A Somali asylum seeker jailed for several sex attacks but allowed to stay in the UK was given a British passport "in error", the Home Office has said.
A passport was issued to Mohammed in 2005
Last week Sadiq Mohammed, 31, was jailed indefinitely by Bristol Crown Court for molesting a young girl.
He had previously been recommended for deportation after attacking three women in 1999, including a teenage girl.
A Home Office spokesman said an investigation had been carried out and appropriate action taken.
"The issuing of a British passport to Mr Mohammed was the result of a one-off error by an individual passport examiner," said the spokesman.
"The passport in question has been revoked.
"This should not affect any deportation process concerning Mr Mohammed."
On Friday, Judge Tom Crowther, sitting at Bristol Crown Court, said Mohammed posed a great risk to the UK public and recommended him for deportation again.
"There's a real reason to expect that he will commit a similar offence in the future, he said.
"It's right now, as it was in 2000 with Judge Bootham, to recommend to the Home Secretary that he be deported.
"Whether he is or not is outside the realms of my jurisdiction."
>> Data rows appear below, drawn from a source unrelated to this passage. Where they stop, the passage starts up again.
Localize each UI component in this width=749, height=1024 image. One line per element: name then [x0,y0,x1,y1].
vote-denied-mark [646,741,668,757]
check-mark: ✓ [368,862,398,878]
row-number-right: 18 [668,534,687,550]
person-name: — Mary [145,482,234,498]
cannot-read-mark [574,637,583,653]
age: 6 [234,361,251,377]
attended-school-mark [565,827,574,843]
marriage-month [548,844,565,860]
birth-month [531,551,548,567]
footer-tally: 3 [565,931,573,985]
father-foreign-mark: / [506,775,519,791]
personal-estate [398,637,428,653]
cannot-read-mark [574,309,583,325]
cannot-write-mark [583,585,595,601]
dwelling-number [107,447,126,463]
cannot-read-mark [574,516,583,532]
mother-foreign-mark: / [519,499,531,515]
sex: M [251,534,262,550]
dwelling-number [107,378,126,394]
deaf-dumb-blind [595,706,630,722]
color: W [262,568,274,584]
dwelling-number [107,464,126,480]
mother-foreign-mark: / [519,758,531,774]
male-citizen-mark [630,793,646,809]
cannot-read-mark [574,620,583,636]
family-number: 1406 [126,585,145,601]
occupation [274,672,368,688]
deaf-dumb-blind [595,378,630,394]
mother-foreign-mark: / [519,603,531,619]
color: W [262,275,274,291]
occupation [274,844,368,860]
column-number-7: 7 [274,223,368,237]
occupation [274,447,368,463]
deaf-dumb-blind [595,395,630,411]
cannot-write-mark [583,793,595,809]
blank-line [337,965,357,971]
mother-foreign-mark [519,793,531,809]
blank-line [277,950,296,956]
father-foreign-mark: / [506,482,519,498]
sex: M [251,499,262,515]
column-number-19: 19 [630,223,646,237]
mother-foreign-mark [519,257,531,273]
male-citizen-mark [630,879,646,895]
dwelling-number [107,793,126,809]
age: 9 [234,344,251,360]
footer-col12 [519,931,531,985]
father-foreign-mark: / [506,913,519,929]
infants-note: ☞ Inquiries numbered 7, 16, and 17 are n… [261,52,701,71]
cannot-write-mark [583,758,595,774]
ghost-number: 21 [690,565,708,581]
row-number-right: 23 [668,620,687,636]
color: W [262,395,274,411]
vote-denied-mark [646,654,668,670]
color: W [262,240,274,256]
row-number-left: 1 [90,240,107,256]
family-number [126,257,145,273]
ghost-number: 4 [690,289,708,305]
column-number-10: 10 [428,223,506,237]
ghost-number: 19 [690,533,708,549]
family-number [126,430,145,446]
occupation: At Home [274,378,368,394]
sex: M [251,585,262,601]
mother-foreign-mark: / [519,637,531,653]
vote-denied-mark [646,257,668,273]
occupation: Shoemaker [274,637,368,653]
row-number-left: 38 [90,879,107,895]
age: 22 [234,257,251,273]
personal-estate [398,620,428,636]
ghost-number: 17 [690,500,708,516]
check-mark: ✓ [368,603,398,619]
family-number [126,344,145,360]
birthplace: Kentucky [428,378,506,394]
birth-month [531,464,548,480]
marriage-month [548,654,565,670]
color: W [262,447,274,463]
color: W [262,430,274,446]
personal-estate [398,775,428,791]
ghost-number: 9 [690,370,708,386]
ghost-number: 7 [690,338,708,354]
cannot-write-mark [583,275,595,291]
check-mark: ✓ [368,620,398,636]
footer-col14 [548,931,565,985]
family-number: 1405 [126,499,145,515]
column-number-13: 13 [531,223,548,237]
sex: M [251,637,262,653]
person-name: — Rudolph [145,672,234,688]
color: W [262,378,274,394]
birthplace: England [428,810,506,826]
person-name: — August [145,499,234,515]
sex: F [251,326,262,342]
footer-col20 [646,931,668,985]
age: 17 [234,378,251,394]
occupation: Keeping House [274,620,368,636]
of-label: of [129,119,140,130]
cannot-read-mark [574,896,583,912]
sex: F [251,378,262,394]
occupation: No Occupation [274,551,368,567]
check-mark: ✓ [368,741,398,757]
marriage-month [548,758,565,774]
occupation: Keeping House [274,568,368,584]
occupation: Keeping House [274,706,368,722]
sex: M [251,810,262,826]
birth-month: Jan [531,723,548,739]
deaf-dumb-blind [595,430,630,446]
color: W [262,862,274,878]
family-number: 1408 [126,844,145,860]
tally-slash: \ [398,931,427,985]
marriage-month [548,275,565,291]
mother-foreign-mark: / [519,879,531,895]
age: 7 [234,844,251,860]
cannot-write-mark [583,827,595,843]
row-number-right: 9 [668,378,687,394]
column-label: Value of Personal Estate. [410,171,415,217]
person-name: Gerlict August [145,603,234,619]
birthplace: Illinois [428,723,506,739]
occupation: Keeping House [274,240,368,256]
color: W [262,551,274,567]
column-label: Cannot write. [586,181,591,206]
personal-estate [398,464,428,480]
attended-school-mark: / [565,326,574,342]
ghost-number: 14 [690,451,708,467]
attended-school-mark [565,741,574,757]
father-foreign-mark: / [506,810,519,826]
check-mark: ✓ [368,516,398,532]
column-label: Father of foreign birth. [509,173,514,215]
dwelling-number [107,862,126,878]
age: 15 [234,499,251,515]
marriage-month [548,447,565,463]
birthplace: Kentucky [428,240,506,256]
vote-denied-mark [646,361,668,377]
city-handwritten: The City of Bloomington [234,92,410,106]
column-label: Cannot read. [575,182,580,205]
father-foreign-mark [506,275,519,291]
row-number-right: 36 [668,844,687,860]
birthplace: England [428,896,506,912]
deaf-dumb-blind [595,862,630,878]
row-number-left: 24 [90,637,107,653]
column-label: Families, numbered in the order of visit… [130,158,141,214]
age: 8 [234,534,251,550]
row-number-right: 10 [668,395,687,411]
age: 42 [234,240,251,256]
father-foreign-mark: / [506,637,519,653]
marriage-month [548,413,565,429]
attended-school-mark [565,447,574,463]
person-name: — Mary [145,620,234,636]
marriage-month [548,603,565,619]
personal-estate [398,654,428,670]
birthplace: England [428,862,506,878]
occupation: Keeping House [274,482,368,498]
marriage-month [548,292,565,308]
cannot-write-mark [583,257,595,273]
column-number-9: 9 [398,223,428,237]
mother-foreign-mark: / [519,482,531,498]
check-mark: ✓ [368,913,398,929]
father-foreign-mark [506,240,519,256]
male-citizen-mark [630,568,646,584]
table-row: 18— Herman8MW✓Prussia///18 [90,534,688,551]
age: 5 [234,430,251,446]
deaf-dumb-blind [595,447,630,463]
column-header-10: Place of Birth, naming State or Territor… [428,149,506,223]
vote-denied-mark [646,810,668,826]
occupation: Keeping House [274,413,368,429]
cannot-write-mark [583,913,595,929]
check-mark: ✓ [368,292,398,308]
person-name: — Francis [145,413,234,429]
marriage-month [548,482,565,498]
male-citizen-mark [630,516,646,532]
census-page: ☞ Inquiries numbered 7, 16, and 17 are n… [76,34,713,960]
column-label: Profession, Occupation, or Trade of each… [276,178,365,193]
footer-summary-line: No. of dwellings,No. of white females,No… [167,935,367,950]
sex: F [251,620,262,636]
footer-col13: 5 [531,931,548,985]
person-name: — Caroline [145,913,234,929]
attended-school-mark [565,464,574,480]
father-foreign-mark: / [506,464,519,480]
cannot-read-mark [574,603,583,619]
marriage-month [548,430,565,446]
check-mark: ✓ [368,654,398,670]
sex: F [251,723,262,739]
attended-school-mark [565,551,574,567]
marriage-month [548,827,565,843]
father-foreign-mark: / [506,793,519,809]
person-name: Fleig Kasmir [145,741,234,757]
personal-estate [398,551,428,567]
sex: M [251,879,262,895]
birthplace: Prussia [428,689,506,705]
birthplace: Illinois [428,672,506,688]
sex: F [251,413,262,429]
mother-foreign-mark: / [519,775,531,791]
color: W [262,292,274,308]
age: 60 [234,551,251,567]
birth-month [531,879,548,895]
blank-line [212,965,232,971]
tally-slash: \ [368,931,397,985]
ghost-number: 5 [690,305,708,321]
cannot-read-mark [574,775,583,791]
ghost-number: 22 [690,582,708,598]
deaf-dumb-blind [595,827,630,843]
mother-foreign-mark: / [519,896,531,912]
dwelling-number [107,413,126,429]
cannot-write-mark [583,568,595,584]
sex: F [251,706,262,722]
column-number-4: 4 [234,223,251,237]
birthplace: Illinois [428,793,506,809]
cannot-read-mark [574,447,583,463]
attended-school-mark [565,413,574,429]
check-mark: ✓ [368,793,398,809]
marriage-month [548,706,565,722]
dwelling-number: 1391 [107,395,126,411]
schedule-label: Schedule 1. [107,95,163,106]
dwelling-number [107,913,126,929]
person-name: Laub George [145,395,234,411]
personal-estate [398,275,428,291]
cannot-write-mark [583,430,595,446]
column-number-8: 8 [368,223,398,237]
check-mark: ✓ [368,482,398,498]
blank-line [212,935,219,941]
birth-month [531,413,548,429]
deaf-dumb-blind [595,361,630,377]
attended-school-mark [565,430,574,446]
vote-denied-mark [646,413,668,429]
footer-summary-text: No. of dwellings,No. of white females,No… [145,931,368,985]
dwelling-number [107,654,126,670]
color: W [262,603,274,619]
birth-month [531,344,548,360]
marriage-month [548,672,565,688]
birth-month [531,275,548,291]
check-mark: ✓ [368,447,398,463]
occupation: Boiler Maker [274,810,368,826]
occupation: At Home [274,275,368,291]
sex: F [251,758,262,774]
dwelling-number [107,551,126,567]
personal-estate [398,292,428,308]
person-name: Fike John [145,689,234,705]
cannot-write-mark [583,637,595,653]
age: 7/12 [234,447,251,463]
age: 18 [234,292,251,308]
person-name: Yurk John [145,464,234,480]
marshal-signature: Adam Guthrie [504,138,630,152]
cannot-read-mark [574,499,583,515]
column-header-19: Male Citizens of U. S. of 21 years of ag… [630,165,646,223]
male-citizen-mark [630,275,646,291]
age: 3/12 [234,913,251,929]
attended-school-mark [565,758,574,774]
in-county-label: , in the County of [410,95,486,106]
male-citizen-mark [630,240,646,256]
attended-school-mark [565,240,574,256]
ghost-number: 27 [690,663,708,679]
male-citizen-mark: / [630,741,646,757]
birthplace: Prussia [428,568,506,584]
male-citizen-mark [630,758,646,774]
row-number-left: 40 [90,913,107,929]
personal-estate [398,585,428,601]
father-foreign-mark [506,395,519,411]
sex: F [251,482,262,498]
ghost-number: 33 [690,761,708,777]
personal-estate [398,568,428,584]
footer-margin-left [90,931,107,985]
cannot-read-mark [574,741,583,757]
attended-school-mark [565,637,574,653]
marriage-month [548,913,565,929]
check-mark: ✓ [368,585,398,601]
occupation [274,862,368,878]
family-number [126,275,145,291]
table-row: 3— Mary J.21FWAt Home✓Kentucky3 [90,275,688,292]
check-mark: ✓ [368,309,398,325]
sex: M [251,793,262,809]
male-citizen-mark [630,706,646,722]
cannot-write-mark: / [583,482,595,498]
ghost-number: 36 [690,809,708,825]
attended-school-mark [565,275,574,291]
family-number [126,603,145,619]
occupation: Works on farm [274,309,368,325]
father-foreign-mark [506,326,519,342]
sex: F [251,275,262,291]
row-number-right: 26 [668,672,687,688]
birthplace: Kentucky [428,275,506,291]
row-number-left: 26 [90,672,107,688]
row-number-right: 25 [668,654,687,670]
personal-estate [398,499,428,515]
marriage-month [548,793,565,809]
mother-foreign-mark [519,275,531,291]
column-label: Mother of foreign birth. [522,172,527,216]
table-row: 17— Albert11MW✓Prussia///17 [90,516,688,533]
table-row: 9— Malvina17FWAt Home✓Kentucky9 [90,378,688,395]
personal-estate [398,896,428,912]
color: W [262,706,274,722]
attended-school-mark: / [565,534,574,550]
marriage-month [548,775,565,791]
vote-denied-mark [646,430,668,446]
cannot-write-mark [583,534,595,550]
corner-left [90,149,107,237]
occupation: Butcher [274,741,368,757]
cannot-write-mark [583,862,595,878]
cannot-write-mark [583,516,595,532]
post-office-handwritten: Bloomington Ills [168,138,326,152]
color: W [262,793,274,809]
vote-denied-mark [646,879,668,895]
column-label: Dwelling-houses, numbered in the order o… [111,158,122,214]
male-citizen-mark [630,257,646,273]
The jury at his most recent trial had been told Mohammed, of Ecclestone House, Barton Hill, Bristol, had attacked three women near his home in 1999.
He was jailed for four years on one count of sexual assault and two of common assault, which the court had heard were both sexually motivated, and recommended for deportation.
Mohammed was also placed on the Sex Offenders' Register.
In what the Home Office described as a "gross error", he was issued with a British passport in 2005.
In 2006, Mohammed took a seven-year-old girl from outside a shop and sexually assaulted her in his Barton Hill flat.
He had denied one charge of child abduction and sexual assault, but a jury at Bristol Crown Court found him guilty on both counts.
Sentencing Mohammed, Judge Crowther handed him an indeterminate jail term and said he would need to serve a minimum of three years before he could be considered for parole.
Mohammed had interrupted the sentencing hearing, claiming he was a British citizen and held a legitimate British passport.
A Home Office spokesman said: "The government has made clear that public protection is the overarching priority of the Home Office.
"Whilst our policy is to seek to enforce removals to all countries, there are some countries, like Somalia, that historically it has been difficult to enforce removals to.
"Mogadishu International Airport has now reopened and commercial airlines are flying in and out of without hindrance."